I could not believe what I just heard. My ears were resisting from hearing, my brain was unable to accept and my heart was unable to believe. When I looked at him with the expression of wonder, I found the same on his face too. I thought that it never happened …. Then how can this….
Doctor… are you sure? Because it is not possible…. I asked to the lady doctor,
Yes… I am sure miss Shreya…. YOU ARE PREGNANT….. The lady confirmed to me holding the pregnancy kit in her hand.
Is he your husband? She asked pointing to Shiva.
Yes doctor he is my husband…. we have done court marriage… actually…. I answered facing the awkward situation of hiding that NO….. HE IS MY BOYFRIEND AND I AM PREGNANT…..
Do you want to keep the baby? The lady doctor asked.
No…….. me and Shiva shouted at the same time.
Okay…. So you have two options….. either through machinery or through the medicine you can abort the baby. The doctor said.
Medicine….. medicine….. I will take medicine…… I said hiding my fear from all kinds of machinery.
Okay so…. I will give you a medicine…. Take this…. And come tomorrow morning at 11 o’clock. The doctor said.
Okay…. Lakshmi…… give her the medicine. She called her nurse.

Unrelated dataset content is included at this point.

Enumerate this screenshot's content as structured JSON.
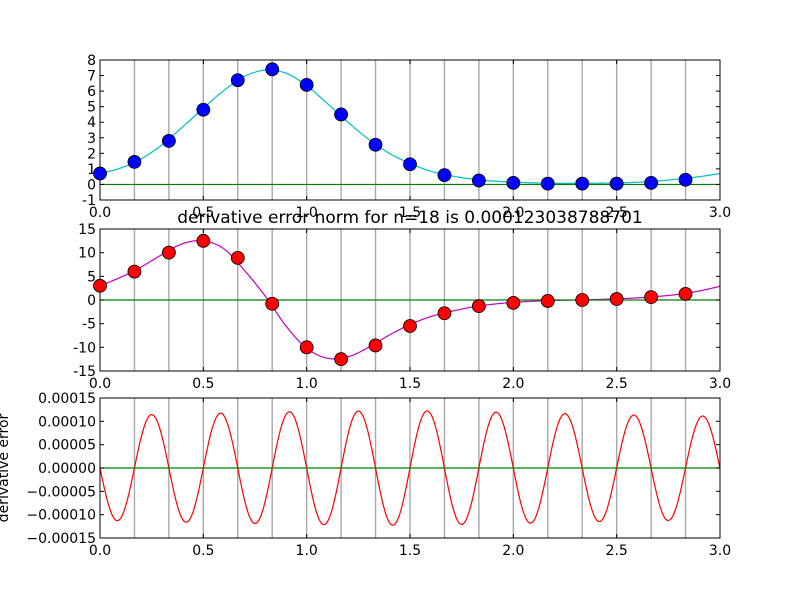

Lakshmi gave me a pill to take. I took the pill with water. But meanwhile I did not notice the face of Shiva. It was obvious, that he was not happy either. But somehow, he was feeling guilty for his sense. And I wanted him to feel that, and that is why I did not say anything then.
Shiva was completely silent. He started his bike and sat back and throughout the way we did not talk. He was riding very slowly like he was protecting the child. He dropped me at my hostel and I waved my hand to say buy and he just smiled and went away. I was aware of his state of mind, so I wasn’t saying much either. Nor I wanted to discuss much, because I knew that it wasn’t his fault completely.
I did not have dinner at night. I was thinking, thinking and thinking …. That how can it be possible? I was remembering that I always had problems having sex. It was so painful for me that I could not complete the process ever. Suddenly, my cell phone rang. It was Shiva.
How are you feeling now? Shiva asked as if the death of child inside causes something weird like fever or something.
I am ok….. I replied slowly.
Are you alright? I asked.
Yeah…. I am… I am alright. He replied.
I know you are tensed. I said.
Yeah…. A bit. He replied.
Me too. … I said.
I felt lumps in my throat. He realized the changes in my voice.
Are you crying? He asked.
No….. I am not crying. I replied.
Did you eat anything? He asked.
No…. I replied wiping my tears.
Eat something and take rest…. He advised.
You too take care… and get ready on about 10:30 morning. I will come to pick you. He said.
Okay… bye… gud nit. …. I said.
As soon as I cut the call, I dived in the ocean of memories. I wanted to go back and change the time when this was happening. I wanted to correct all my mistakes that I made. I wanted to be smart this time. But this wasn’t possible I knew that. And this time, I couldn’t control my tears and wept in silence. I wanted to humiliate myself. I saw my belly in the mirror and couldn’t believe front. I was just wishing that perhaps this was the most horrible dream I have ever dreamt of.
Soon my eyes dried. I felt like I cheated on my parents and above all I cheated on myself. My eyes were burning as I wept for hours. I couldn’t know when I slept.